That was one way to tackle the big issues raised by the idea of technology justice.

And they are big. We’re talking about a call to reform an entire system that touches on so many sub-systems — how R&D works and how it’s funded, how the private sector is incentivised and regulated, intellectual property rights, market forces, social justice… the list goes on.

It’s all in the book. Trace had 10 minutes to lay out the main elements of his argument. An attempt to capture his bottom line: To ‘correct’ the inequalities in technology for development, changes in governance are the key, and that means changes in access to tech, use of tech, and the innovation systems that drive the development of tech.

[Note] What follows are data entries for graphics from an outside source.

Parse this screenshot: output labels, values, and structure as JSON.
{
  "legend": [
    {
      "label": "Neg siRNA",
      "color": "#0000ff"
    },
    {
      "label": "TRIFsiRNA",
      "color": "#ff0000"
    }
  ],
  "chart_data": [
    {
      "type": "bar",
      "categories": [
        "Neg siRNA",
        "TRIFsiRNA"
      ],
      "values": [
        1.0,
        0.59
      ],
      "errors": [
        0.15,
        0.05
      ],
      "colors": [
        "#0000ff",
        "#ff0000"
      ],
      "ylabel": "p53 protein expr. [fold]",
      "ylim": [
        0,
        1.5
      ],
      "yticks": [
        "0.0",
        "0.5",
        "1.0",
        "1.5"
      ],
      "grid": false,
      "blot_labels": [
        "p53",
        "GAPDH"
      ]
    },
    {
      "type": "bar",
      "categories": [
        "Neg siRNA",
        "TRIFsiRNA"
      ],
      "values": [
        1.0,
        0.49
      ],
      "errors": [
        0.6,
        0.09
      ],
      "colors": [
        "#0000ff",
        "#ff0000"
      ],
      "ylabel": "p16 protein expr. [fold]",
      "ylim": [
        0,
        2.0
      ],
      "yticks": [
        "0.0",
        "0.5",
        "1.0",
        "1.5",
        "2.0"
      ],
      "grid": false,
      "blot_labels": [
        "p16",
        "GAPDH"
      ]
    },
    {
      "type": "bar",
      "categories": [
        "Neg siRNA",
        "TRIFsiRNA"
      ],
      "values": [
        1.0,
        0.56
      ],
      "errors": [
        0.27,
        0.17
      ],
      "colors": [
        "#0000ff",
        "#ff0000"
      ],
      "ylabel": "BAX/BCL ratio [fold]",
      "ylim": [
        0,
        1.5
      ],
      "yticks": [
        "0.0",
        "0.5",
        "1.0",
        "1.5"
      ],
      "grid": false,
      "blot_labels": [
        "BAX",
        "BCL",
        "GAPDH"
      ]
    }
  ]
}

So what would technology justice look like? When the question came up I sat up a little more attentively. Trace referenced two models: the Planetary Boundaries framework developed by the Stockholm Resilience Institute, and the Doughnut model of social and planetary boundaries developed by Oxfam’s Kate Raworth. There’s more on these and Trace’s vision in the book.

Big concepts and big models, appropriate for a big problem. The question is how to get from that to steps for change, to a vision of what a technologically-just system — or even part of a system — looks like.

Athersuch offered an example from MSF’s efforts to encourage new drug development for TB: we looked at breaking down the steps of the R&D chain, she said, to find the obstacles and try to get around them. Baeck spoke about open-source approaches to technological development, so what’s made can be shared and adapted.

Isolated initiatives perhaps, but tangible. They offer a way through the fog of complexity of which frameworks are made. And when one such initiative is successful, the prospect of changing a whole system might just seem less daunting.